15. Behaving Differently
One of the easiest identifiers that your cat may be dealing with dental problems is if it is not behaving the way that it used to. Pick up on changes in their daily behavior. It could be anything from avoiding you and other people to growling and being more aggressive than they normally would be. An example could be them reaching out to bite you when you go near them. Your sweet cat would normally never behave this way so the fact that they are now just shows how much pain they’re probably in. Don’t be alarmed by this abnormal behavior as it’s probably a result of the excruciating pain, instead get it investigated.
16. Pawing at the mouth
Another major indicator that your cat is suffering from dental problems may be that it is pawing at the mouth. This could be a result of it facing acute pain in the mouth so this is a way for them to get that pain out. They may also be rubbing their mouth in addition or instead of pawing at it.
17. Gum Recession
This is when the gum shifts down away from the crown of the teeth.
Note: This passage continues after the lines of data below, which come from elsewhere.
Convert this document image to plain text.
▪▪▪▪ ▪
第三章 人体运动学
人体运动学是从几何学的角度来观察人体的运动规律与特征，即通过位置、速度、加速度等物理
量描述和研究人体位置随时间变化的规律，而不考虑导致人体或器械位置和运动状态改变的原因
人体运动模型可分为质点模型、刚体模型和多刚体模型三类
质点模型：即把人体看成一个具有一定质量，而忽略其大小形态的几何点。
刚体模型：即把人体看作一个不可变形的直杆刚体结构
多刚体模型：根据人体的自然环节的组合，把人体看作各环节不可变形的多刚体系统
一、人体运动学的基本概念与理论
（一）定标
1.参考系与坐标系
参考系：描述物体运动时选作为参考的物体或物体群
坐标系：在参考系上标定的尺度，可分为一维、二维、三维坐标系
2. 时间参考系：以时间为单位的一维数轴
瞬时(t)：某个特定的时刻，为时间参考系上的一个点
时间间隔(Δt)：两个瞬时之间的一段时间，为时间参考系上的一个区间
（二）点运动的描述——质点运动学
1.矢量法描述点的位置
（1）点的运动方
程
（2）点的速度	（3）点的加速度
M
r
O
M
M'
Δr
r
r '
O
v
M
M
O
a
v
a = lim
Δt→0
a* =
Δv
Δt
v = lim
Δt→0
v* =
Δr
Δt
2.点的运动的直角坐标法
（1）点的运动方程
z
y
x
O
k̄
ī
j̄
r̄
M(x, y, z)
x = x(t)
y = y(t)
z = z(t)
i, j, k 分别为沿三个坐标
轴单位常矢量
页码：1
It’s not an uncommon occurrence and often happens after gingivitis or on its own. What this does is that it leaves the roots of the teeth vulnerable and causes many problems from increasing the risk of fracture to loose teeth and neck lesions. The earlier on you catch it, the more successful you’ll be at managing it.
Each of these signs is a major indicator that your cat may be having dental problems. Keep a lookout for them so that you can deal with the problem early on and save your cat from major diseases and excruciating pain. It’ll also save you a lot of money and time and you’ll thank yourself later on!